Client: Private Home
Location: Kitzbuhel, Austria
Completion date: 2023
Project Team
Designed, Created, Installed Living Data Sculpture
Mark Stasiuk
Fusion CI Studios
Video Wall Installation
Markus Schernhuber
Multivision LED-Systeme GmbH
Design Concept, Client Liason, Creative Direction
Lauren Millar
Fusion CI Studios
Overview
Art has never been so personal. A stunning digital data-sculpture spans 4-floors in a luxury chalet home. Our Austrian client asked Fusion to create a unique, innovative statement piece for the 4-floor high video wall in his new chalet home – an abstract, personalized piece that would feel integrated in the architectural space while suiting the family’s eclectic personal tastes. Unique in the world, this home video wall is an astounding piece of living sculpture.
Designed as a 3D anamorphic illusion, maximizing a sense of texture and dimension, high resolution fluid simulations inside a digital frame that replicates materials in the home interior. The simulation interacts with the digital frame, deepening a sense of realism. The forces causing flow are driven by the heartbeat patterns (EKG) of the client’s family. The fluid system is colored using an image projected onto the particles, but each of the 60 million particles also diffuses and mixes their color with neighbor particles, so the color patterning evolves, and is dependent on the EKG-driven forces, making this their giant personalized data sculpture.

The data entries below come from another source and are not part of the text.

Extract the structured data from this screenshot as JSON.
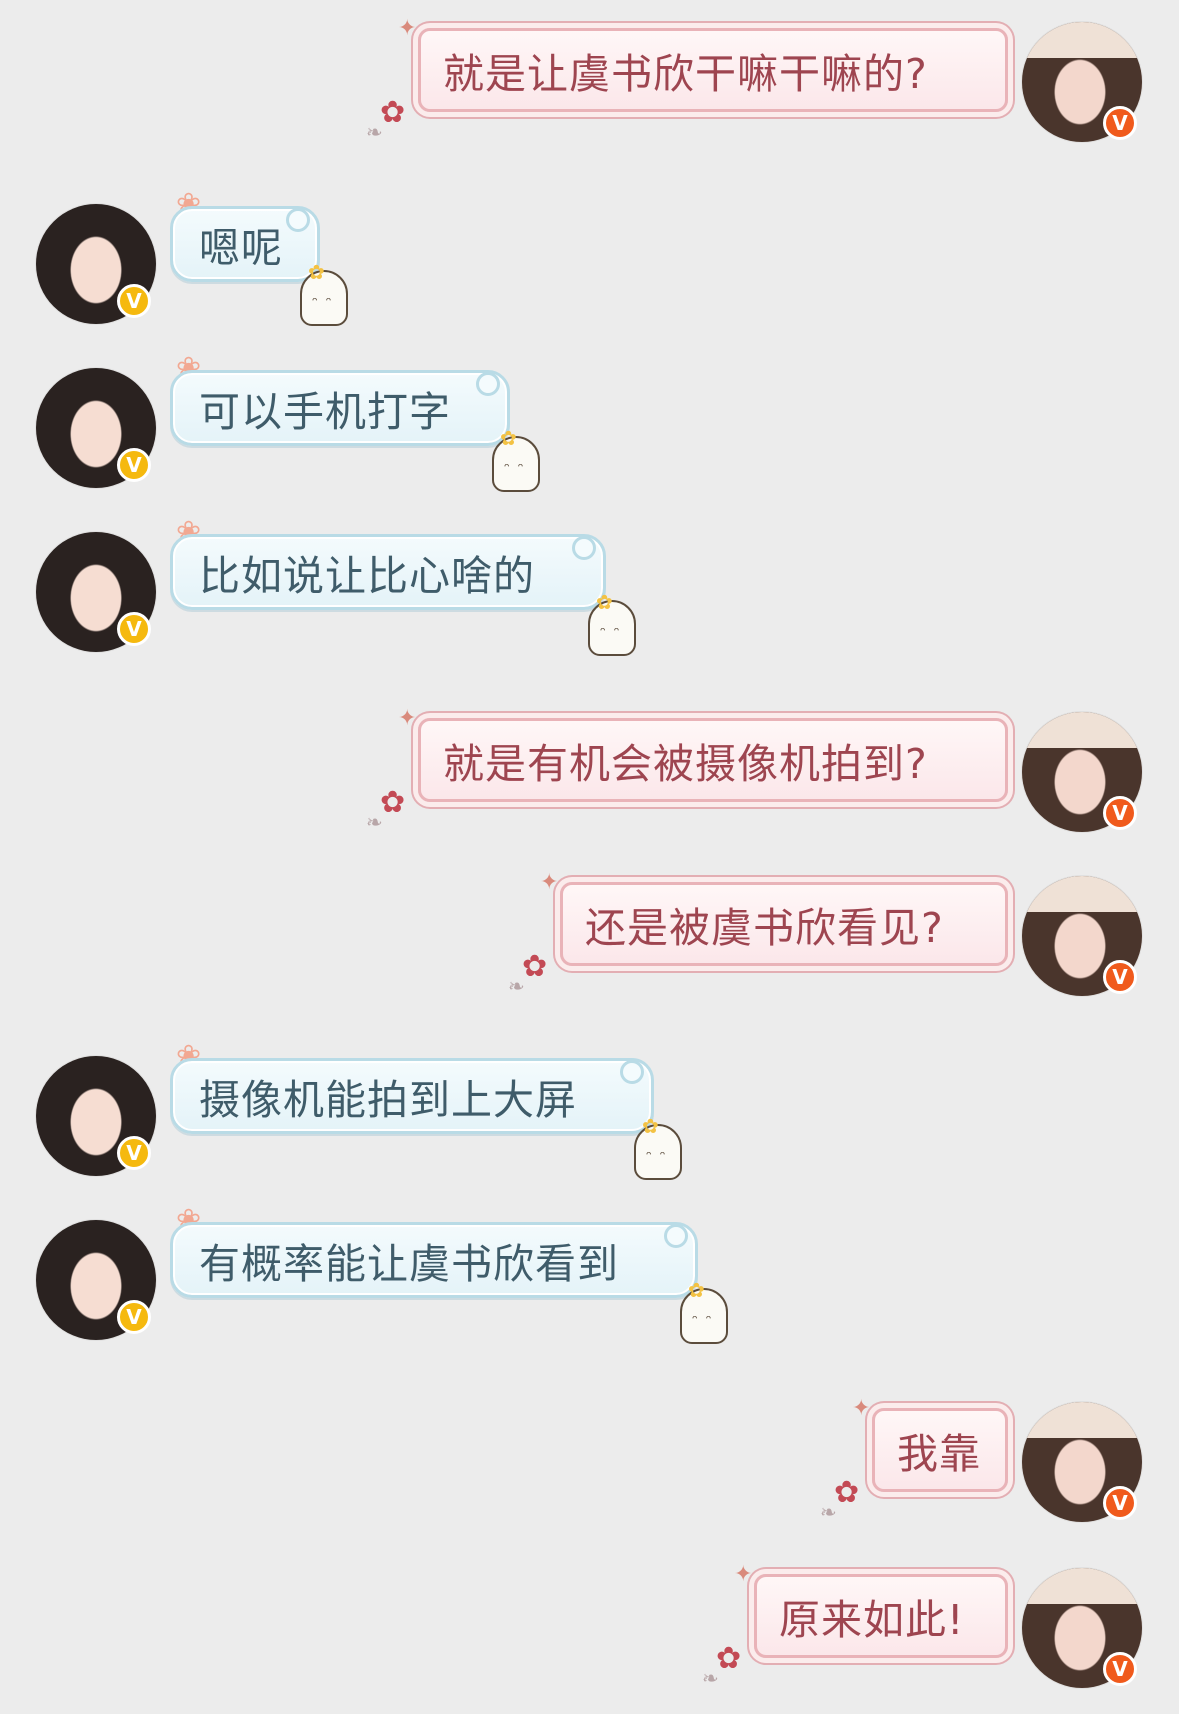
{
  "messages": [
    {
      "side": "right",
      "text": "就是让虞书欣干嘛干嘛的?",
      "badge": "V"
    },
    {
      "side": "left",
      "text": "嗯呢",
      "badge": "V"
    },
    {
      "side": "left",
      "text": "可以手机打字",
      "badge": "V"
    },
    {
      "side": "left",
      "text": "比如说让比心啥的",
      "badge": "V"
    },
    {
      "side": "right",
      "text": "就是有机会被摄像机拍到?",
      "badge": "V"
    },
    {
      "side": "right",
      "text": "还是被虞书欣看见?",
      "badge": "V"
    },
    {
      "side": "left",
      "text": "摄像机能拍到上大屏",
      "badge": "V"
    },
    {
      "side": "left",
      "text": "有概率能让虞书欣看到",
      "badge": "V"
    },
    {
      "side": "right",
      "text": "我靠",
      "badge": "V"
    },
    {
      "side": "right",
      "text": "原来如此!",
      "badge": "V"
    }
  ],
  "colors": {
    "background": "#ececec",
    "left_bubble_text": "#3f5c6a",
    "right_bubble_text": "#9e4550",
    "left_badge": "#f5b90f",
    "right_badge": "#f05a1c"
  },
  "icons": {
    "verified_badge": "verified-v-icon",
    "left_decoration": "flower-icon",
    "left_sticker": "ghost-icon",
    "right_decoration": "rose-icon"
  }
}
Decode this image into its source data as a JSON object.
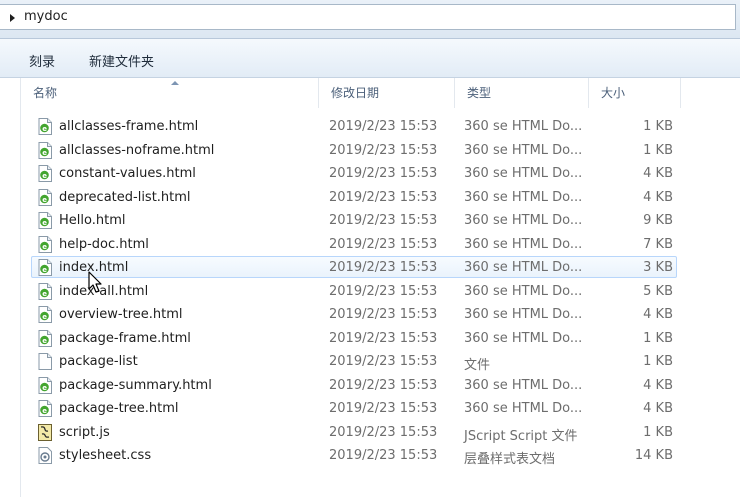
{
  "address": {
    "folder": "mydoc"
  },
  "toolbar": {
    "burn_label": "刻录",
    "new_folder_label": "新建文件夹"
  },
  "columns": {
    "name": "名称",
    "modified": "修改日期",
    "type": "类型",
    "size": "大小"
  },
  "files": [
    {
      "name": "allclasses-frame.html",
      "modified": "2019/2/23 15:53",
      "type": "360 se HTML Do...",
      "size": "1 KB",
      "icon": "html-file-icon"
    },
    {
      "name": "allclasses-noframe.html",
      "modified": "2019/2/23 15:53",
      "type": "360 se HTML Do...",
      "size": "1 KB",
      "icon": "html-file-icon"
    },
    {
      "name": "constant-values.html",
      "modified": "2019/2/23 15:53",
      "type": "360 se HTML Do...",
      "size": "4 KB",
      "icon": "html-file-icon"
    },
    {
      "name": "deprecated-list.html",
      "modified": "2019/2/23 15:53",
      "type": "360 se HTML Do...",
      "size": "4 KB",
      "icon": "html-file-icon"
    },
    {
      "name": "Hello.html",
      "modified": "2019/2/23 15:53",
      "type": "360 se HTML Do...",
      "size": "9 KB",
      "icon": "html-file-icon"
    },
    {
      "name": "help-doc.html",
      "modified": "2019/2/23 15:53",
      "type": "360 se HTML Do...",
      "size": "7 KB",
      "icon": "html-file-icon"
    },
    {
      "name": "index.html",
      "modified": "2019/2/23 15:53",
      "type": "360 se HTML Do...",
      "size": "3 KB",
      "icon": "html-file-icon"
    },
    {
      "name": "index-all.html",
      "modified": "2019/2/23 15:53",
      "type": "360 se HTML Do...",
      "size": "5 KB",
      "icon": "html-file-icon"
    },
    {
      "name": "overview-tree.html",
      "modified": "2019/2/23 15:53",
      "type": "360 se HTML Do...",
      "size": "4 KB",
      "icon": "html-file-icon"
    },
    {
      "name": "package-frame.html",
      "modified": "2019/2/23 15:53",
      "type": "360 se HTML Do...",
      "size": "1 KB",
      "icon": "html-file-icon"
    },
    {
      "name": "package-list",
      "modified": "2019/2/23 15:53",
      "type": "文件",
      "size": "1 KB",
      "icon": "blank-file-icon"
    },
    {
      "name": "package-summary.html",
      "modified": "2019/2/23 15:53",
      "type": "360 se HTML Do...",
      "size": "4 KB",
      "icon": "html-file-icon"
    },
    {
      "name": "package-tree.html",
      "modified": "2019/2/23 15:53",
      "type": "360 se HTML Do...",
      "size": "4 KB",
      "icon": "html-file-icon"
    },
    {
      "name": "script.js",
      "modified": "2019/2/23 15:53",
      "type": "JScript Script 文件",
      "size": "1 KB",
      "icon": "script-file-icon"
    },
    {
      "name": "stylesheet.css",
      "modified": "2019/2/23 15:53",
      "type": "层叠样式表文档",
      "size": "14 KB",
      "icon": "css-file-icon"
    }
  ],
  "hovered_file": "index.html",
  "colors": {
    "hover_border": "#b8d6fb",
    "header_text": "#4c607a",
    "html_icon_green": "#3a9a2a"
  }
}
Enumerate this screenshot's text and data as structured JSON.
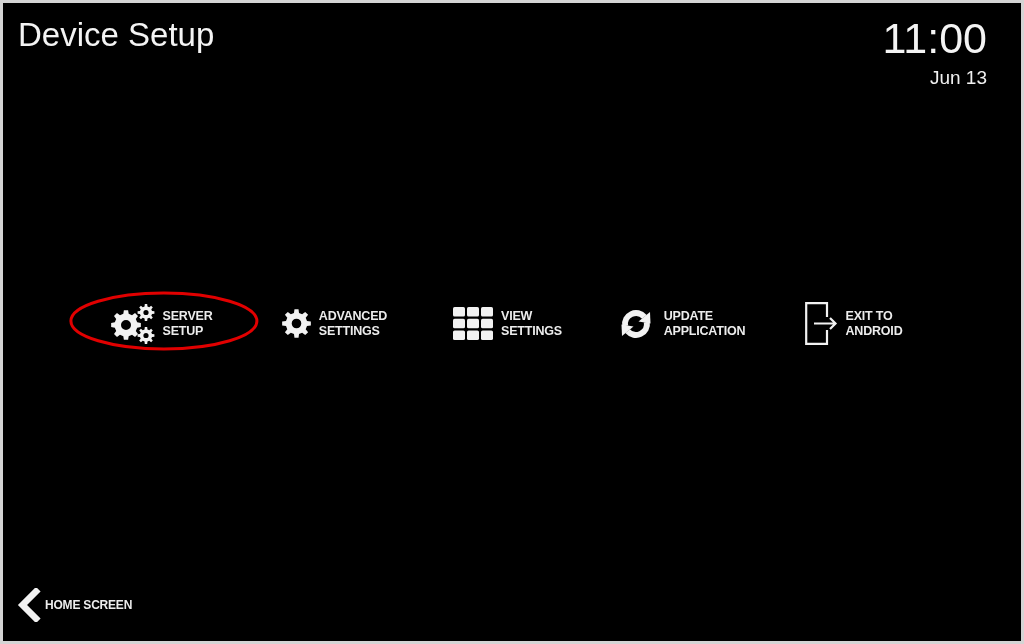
{
  "title": "Device Setup",
  "clock": {
    "time": "11:00",
    "date": "Jun 13"
  },
  "menu": [
    {
      "kind": "gears",
      "lines": [
        "SERVER",
        "SETUP"
      ],
      "highlighted": true
    },
    {
      "kind": "gear",
      "lines": [
        "ADVANCED",
        "SETTINGS"
      ],
      "highlighted": false
    },
    {
      "kind": "grid",
      "lines": [
        "VIEW",
        "SETTINGS"
      ],
      "highlighted": false
    },
    {
      "kind": "refresh",
      "lines": [
        "UPDATE",
        "APPLICATION"
      ],
      "highlighted": false
    },
    {
      "kind": "exit",
      "lines": [
        "EXIT TO",
        "ANDROID"
      ],
      "highlighted": false
    }
  ],
  "back_button": {
    "label": "HOME SCREEN"
  }
}
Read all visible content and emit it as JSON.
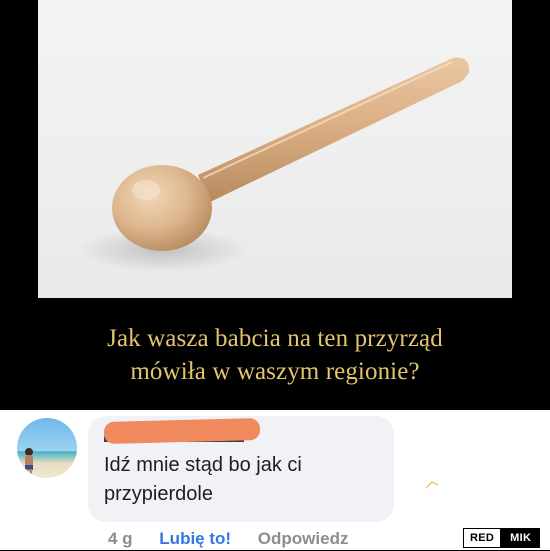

Fusion created 3 versions in warm, neutral and cool color palettes, to emit light depending on the mood in the space.
Goals
The chalet is built into a steep mountain-side, with a rectangular floating stairwell surrounding a glassed-in elevator, leading from the base level to the vaulted top floor ceiling. Although there are abundant windows on the downhill side, the opposite side against the hill has no windows and receives little natural light. The base goal of the video wall integration was to create mesmerizing ambient visuals that would also illuminate the interior area on all floors of this amazing space.
This home is exquisitely designed to the last detail, and so the secondary goal was that the digital art would be an equally personalized, unique expression of the family.
Process
Experiencing the growth and evolution of this piece in close collaboration with our very creative, digital savvy client was an exciting, stimulating process. We grew from understanding his taste in art, and how that would fit with the design of the space, to incorporating the latest in digital technology to elevate the art to ever higher levels.
The process started with Fusion’s Executive Creative Director Lauren Millar working remotely with the client, discussing dynamic art styles, frame designs, color palettes and moods.
Fusion’s team then created preliminary versions, resulting finally in a first full version of all color palettes, which were installed during a first site visit to allow a full experiential content review as well as measurement of the color and playback performance of the hardware. Unlike video walls in corporate settings, this installation is experienced in an intimate setting 24/7, and must be calibrated carefully for brightness, color, speed, movement, and design of the perspective illusion to suit the unusual display shape and extreme angles of view.
The initial site visit triggered an extensive set of tweaks and adjustments, leading to a 2nd and final version of the art pieces that fully suit the client’s aesthetic and architectural space.
Additional Information
The technical component of this work is based on Fusion’s decades-long experience in fluid dynamics, visual effects, and digital art. The fluid simulation used a viscous grid-based fluid that advects particles, with a separate 20-million particle simulation for each floor of the house, each run to a 3000-frame length. The force field driving the motion is made of over 50 bounded forces and an image-driven field to spatially limit lift and lateral motions high above the frame edge. The force magnitudes within the entire system were driven using EKGs scaled 200x slower to achieve a pleasing cadence, resulting in the simulations representing about 150 heat beats. Color is applied to the particles by a combination of image projection and a mixing/diffusion method reliant on each individual particle’s speed and vertical height, allowing fast and vertically-splashed particles to retain their color for longer, which helps give the data sculpture a more visually distinct structure. Fluid simulation times were each about a week and render times on Fusion’s GPU-based, solar-powered facility were about 20 days for the 9 pieces making up the project (3 floors x 3 color palettes).